Once a year, twinkling fairy lights and colourful Christmas illuminations are retrieved from
damp, dusty storage spaces to deck our homes for the festive season. But, poorly stored, old
electrical decorations and overloaded sockets create unnecessary hazards at this time of year
warns the Electrical Safety Council.
To help prevent the most common electrical problems at Christmas the Electrical Safety
Council recommends following these simple precautions and checks:
Indoor Christmas lights
Most people reuse lights year after year but Christmas lights that have not seen the light of
day since early January should be thoroughly checked before use. Make sure the cabling is not
damaged, the bulbs are secure and not broken and, if the lights are old, that they conform to
current safety standards. If in any doubt throw the lights away and buy new ones.
Outdoor Christmas lights
Use the same basic safety checks as for indoor lights, but in addition ensure that any lights
used for illuminations outside the home are designed specifically for use in the elements.

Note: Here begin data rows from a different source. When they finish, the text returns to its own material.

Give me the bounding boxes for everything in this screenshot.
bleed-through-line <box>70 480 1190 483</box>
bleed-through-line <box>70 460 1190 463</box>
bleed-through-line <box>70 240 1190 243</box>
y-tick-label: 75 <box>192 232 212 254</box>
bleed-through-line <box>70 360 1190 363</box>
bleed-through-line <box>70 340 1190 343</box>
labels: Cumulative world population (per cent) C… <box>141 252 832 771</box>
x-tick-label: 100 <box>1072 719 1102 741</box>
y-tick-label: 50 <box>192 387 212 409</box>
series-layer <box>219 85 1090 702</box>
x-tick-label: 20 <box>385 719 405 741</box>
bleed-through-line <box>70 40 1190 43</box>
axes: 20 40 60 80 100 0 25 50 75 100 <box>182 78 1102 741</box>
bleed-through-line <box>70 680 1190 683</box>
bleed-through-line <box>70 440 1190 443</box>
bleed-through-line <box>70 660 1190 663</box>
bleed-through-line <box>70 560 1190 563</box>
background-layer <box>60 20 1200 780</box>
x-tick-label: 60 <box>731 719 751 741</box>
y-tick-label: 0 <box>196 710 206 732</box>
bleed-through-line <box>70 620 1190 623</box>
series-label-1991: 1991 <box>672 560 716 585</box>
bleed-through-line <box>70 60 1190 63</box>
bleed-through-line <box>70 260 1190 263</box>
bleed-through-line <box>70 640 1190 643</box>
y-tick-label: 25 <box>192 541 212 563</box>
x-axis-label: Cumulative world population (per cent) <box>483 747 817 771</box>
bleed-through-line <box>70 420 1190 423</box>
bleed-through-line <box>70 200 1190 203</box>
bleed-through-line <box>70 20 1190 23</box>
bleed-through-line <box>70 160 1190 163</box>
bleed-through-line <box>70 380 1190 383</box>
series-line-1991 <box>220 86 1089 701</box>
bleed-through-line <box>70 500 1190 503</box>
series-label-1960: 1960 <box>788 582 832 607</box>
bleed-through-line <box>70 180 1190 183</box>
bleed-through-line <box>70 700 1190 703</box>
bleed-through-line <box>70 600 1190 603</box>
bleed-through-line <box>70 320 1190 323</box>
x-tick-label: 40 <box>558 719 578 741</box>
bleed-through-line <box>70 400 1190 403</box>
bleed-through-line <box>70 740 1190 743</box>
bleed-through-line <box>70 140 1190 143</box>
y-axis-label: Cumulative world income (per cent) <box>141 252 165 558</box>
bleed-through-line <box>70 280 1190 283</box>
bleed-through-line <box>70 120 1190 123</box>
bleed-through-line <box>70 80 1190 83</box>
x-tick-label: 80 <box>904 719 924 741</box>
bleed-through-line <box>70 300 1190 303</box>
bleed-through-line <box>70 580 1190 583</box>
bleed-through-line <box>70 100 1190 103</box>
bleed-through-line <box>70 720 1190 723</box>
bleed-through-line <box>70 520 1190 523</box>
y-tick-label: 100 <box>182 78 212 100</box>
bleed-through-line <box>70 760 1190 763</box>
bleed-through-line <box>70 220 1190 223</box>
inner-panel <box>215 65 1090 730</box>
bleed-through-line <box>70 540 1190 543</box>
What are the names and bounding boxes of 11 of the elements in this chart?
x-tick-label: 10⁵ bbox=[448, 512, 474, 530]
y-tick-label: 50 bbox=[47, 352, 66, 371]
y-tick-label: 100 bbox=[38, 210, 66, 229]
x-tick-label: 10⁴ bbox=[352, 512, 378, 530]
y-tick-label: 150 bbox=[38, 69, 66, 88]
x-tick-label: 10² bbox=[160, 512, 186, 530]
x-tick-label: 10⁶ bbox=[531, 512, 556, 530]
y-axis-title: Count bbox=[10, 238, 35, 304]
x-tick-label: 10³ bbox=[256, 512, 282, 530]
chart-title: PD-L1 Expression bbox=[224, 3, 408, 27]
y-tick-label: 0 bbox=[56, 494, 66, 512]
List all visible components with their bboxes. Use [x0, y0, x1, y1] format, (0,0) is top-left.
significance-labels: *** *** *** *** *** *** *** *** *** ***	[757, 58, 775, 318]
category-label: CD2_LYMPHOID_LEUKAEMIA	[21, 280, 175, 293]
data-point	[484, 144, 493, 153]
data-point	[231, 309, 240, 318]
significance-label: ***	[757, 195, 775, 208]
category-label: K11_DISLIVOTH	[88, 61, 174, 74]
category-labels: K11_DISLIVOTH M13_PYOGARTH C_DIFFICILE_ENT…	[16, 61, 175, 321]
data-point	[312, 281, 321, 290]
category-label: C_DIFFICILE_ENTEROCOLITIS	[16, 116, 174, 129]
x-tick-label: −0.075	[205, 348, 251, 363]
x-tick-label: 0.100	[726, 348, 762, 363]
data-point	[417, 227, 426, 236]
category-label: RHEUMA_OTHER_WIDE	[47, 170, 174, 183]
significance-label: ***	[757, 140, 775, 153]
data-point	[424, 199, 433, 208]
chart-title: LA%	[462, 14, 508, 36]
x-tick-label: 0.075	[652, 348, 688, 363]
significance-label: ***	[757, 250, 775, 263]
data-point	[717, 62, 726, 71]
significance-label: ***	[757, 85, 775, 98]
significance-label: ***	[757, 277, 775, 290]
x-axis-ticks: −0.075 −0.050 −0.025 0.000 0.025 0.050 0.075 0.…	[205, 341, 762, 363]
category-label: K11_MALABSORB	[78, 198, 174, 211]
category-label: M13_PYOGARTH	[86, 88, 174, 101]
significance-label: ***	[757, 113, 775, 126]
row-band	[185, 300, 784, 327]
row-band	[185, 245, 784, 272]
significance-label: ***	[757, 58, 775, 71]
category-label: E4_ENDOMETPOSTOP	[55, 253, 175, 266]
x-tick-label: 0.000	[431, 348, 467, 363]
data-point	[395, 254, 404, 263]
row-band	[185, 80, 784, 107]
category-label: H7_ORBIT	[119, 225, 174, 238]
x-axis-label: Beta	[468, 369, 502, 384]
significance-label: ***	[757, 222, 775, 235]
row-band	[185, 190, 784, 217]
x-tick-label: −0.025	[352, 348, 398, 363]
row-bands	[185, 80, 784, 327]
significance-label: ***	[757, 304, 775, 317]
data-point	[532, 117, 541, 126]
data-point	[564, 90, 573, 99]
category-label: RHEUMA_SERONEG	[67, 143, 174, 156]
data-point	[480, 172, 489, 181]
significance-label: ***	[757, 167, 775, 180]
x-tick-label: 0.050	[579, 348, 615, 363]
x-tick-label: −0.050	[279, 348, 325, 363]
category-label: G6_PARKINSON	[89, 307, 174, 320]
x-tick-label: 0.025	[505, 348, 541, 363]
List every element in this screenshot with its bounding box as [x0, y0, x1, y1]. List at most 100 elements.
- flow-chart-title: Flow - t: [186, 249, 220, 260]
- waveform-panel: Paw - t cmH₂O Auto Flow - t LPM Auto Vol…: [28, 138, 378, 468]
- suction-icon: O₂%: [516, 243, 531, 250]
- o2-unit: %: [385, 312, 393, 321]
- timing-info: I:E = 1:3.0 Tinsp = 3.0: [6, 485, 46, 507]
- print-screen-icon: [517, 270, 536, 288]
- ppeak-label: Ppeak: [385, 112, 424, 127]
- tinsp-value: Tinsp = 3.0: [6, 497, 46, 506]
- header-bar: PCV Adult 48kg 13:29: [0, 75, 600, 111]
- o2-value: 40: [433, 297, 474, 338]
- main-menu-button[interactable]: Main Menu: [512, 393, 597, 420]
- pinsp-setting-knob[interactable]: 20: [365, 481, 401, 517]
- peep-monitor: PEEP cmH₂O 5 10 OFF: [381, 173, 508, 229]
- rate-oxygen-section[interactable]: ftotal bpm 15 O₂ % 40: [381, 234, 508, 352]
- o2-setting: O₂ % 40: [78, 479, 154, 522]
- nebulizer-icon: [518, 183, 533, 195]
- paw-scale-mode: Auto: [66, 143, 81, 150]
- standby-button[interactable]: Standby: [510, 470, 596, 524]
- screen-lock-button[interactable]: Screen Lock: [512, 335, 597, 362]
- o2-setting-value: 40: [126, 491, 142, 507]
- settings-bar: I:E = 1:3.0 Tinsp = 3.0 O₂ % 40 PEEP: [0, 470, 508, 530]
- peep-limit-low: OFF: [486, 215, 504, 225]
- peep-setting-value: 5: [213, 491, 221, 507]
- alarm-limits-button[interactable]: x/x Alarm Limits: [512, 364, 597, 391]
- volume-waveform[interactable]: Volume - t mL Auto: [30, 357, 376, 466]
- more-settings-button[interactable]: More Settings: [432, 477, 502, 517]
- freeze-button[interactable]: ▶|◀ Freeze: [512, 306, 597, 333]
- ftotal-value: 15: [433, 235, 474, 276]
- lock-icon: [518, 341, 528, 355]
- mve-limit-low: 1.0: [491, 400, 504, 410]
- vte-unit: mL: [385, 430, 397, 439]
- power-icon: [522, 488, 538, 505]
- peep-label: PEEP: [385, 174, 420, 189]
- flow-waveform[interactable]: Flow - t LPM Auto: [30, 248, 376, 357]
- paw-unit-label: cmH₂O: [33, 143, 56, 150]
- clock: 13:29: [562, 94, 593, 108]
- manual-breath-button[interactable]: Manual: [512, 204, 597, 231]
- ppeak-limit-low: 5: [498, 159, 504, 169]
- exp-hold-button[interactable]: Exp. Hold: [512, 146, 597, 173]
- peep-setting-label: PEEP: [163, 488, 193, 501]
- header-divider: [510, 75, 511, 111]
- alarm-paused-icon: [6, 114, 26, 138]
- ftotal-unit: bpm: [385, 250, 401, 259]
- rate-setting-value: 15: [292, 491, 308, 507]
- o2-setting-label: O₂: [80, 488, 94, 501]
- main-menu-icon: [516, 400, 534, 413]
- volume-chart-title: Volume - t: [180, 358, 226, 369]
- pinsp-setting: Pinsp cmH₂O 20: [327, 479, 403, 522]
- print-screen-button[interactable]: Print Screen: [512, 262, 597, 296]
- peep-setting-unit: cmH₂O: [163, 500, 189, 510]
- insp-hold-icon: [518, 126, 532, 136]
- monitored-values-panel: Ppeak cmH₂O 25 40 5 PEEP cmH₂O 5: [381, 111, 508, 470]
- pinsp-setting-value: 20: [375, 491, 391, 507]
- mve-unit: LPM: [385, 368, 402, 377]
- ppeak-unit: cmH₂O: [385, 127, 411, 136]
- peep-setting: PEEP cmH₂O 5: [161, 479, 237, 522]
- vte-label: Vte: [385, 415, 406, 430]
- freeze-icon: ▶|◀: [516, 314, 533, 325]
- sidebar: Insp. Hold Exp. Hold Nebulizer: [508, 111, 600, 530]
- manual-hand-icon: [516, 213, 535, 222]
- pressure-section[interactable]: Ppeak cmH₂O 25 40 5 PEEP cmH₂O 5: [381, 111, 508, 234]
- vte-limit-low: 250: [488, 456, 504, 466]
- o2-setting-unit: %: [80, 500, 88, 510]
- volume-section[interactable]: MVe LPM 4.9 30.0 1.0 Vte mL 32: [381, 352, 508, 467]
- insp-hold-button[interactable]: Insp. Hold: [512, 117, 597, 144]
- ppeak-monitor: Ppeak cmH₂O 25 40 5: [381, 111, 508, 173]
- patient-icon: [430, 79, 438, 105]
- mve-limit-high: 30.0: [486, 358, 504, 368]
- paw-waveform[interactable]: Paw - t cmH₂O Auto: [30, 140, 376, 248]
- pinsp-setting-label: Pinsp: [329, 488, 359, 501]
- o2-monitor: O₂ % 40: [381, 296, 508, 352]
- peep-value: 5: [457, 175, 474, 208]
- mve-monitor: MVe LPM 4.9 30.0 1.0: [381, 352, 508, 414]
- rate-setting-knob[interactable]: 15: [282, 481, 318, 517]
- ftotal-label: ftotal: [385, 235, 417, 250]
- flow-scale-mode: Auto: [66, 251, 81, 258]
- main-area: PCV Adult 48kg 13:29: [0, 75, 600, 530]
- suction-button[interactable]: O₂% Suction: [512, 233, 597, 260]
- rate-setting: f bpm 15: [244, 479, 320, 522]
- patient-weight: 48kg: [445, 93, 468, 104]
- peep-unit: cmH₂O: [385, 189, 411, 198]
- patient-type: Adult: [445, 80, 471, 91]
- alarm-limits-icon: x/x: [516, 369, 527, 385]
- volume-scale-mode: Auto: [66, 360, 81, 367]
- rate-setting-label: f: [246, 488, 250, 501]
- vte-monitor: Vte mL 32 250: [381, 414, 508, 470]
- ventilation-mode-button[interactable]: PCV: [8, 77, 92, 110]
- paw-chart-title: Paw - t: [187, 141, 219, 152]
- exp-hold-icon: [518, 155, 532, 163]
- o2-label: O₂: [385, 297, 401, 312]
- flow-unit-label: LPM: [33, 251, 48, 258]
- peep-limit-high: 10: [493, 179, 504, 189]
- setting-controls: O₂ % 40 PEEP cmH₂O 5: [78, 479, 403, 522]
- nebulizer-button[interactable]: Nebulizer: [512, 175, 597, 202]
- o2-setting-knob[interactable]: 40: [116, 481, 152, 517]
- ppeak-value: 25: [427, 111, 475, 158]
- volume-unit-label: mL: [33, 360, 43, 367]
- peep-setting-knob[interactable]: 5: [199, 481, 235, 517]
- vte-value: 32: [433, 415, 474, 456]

Invest in an RCD, this life-saving device automatically cuts off the electricity supply when a
fault is detected and is particularly important when using electricity outside.
Sockets are in great demand at Christmas not only for fairy lights, but also to power new toys
and appliances. Overloading sockets with extension leads and other appliances can cause
them to overheat.
The Electrical Safety Council’s top tips for safety at Christmas:
- Always check that Christmas lights are not damaged or broken before use and look out for loose wires.
- Check that decorative lighting has a safety transformer. This reduces mains voltage to a safer level of about 12-24 volts.
- Even Christmas lights need a break – switch all lights off when you go to bed or go out.
- Make sure you know where your fuse box (consumer unit) is located so you can reach it quickly in emergencies.
- Ensuring your home has sufficient sockets at convenient points will avoid the danger of overheating and will minimize the need for hazardous extension leads and adaptors.
- If somebody does suffer from an electric shock – firstly make sure you switch off the electricity and remove the casualty from danger if safe to do so, then contact the emergency services.
- Ensure all outdoor lights are connected via a 30mA RCD protected socket. An RCD will provide added protection against electric shock.